El cálido aliento de Ian rozaba su mejilla y notó un escalofrío en la espalda. Se apresuró a montar. Lo detestaba porque, con unas pocas frases, una sonrisa y su cercanía hacía que su cólera se derritiera como la nieve bajo el sol de marzo.

Se volvió al oír un relincho agudo. Sin motivo aparente, el semental se había encabritado. El joven que lo llevaba de las riendas se encogía atemorizado. Ian le arrancó con decisión las riendas de la mano, pilló con habilidad el estribo y se montó sobre el caballo terco mientras los mozos de cuadra se ponían fuera del alcance de las herraduras. El animal se encabritó varias veces más y se sacudió antes de tranquilizarse, resoplando. Finalmente se dejó guiar complaciente por las exclamaciones persuasivas de Ian.

—Y ese se llama
Shiva
, claro —comentó Helena con sarcasmo.

Ian prorrumpió en una sonora carcajada.

—Exactamente. ¡Y es un verdadero diablo, tal como puedes ver!

«Igual que tú», pensó Helena frunciendo el ceño.
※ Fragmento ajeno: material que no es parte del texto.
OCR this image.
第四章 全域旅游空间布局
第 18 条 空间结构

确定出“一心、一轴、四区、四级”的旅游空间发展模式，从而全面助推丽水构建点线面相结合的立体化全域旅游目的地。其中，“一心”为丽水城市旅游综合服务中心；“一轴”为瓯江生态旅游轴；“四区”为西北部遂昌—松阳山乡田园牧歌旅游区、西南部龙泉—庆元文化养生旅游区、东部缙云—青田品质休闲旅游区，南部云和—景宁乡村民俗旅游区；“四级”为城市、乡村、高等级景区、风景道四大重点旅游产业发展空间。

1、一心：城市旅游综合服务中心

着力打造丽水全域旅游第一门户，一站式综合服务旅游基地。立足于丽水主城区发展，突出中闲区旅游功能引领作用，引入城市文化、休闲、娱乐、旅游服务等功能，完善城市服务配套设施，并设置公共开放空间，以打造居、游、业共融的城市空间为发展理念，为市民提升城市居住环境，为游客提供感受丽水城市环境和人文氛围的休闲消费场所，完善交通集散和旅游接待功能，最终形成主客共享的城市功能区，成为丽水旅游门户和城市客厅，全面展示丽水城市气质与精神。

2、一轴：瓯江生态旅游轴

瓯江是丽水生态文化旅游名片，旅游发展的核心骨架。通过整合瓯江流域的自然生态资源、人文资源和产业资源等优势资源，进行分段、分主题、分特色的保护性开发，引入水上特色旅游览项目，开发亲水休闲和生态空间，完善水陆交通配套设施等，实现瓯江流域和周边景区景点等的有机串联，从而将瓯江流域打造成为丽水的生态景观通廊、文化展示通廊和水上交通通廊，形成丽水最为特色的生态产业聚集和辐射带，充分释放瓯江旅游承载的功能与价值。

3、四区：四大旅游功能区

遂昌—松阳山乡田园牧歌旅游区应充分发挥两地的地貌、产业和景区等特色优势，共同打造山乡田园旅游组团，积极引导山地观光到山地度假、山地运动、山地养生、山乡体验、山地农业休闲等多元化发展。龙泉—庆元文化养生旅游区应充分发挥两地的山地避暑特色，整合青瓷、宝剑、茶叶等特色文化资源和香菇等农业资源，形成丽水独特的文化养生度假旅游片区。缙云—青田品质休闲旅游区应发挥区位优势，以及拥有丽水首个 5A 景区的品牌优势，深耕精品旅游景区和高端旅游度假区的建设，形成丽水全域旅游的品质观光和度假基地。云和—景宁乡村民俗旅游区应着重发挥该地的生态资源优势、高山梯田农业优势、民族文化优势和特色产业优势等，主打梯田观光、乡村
La mirada burlona de Ian delataba que le había adivinado el pensamiento. Se quedó mirándolo fijamente, enfurruñada. Él volvió grupas con chispitas en los ojos.
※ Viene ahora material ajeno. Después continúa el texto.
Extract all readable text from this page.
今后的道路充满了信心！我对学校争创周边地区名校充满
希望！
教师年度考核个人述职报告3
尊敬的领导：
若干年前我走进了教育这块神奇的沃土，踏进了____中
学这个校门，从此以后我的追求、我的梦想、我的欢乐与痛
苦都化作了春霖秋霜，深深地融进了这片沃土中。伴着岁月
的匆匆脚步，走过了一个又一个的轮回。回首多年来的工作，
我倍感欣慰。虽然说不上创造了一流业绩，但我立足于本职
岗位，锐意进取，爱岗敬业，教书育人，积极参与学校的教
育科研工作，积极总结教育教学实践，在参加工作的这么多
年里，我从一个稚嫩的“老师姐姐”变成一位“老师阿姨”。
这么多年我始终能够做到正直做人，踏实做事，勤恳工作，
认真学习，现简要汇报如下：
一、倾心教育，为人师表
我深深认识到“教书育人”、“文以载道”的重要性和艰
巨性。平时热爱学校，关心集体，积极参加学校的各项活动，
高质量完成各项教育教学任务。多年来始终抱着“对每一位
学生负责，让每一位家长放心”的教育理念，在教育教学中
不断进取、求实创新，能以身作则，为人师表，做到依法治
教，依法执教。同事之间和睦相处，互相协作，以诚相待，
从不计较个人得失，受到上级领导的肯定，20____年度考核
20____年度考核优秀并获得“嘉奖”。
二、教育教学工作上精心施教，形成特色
Helena se sintió aliviada cuando los omnipresentes guardas abrieron el portón y pudo concentrarse en las riendas y en guiar al animal con una ligera presión del muslo. La asombró lo sencillo que le resultaba, como si
Shaktí
presintiera lo que quería de ella antes de expresar sus intenciones con la brida. Sin embargo, percibía que bajo aquella aparente tranquilidad y dulzura de la yegua latía un natural fogoso.

El golpeteo de las herraduras sobre el suelo de piedra se convirtió en un sonido sordo cuando pisaron el pedregoso desierto; inmediatamente los caballos se pusieron a un trote ligero. El sol matinal del invierno colgaba apagado en el cielo azul pálido. El silencio reinaba sobre la tierra polvorienta de color gris amarillento, con zarzales descoloridos y algún que otro árbol nudoso. El aire era fresco, y Helena agradeció que Ian la obligara a aceptar la chaqueta de montar de manga larga. Había subestimado el frío del invierno en esa región. El paisaje era solitario hasta donde alcanzaba la vista; solo un águila ratonera, que lo sobrevolaba en círculos amplios, daba algún testimonio de vida. Espontáneamente,
Shaktí
y
Shiva
se pusieron al trote y soltaban de vez en cuando un relincho feliz al que Helena habría añadido su voz con mucho gusto, llenándose los pulmones de aquel aire nítido que olía a polvo, tierra árida, vegetación y madera secas.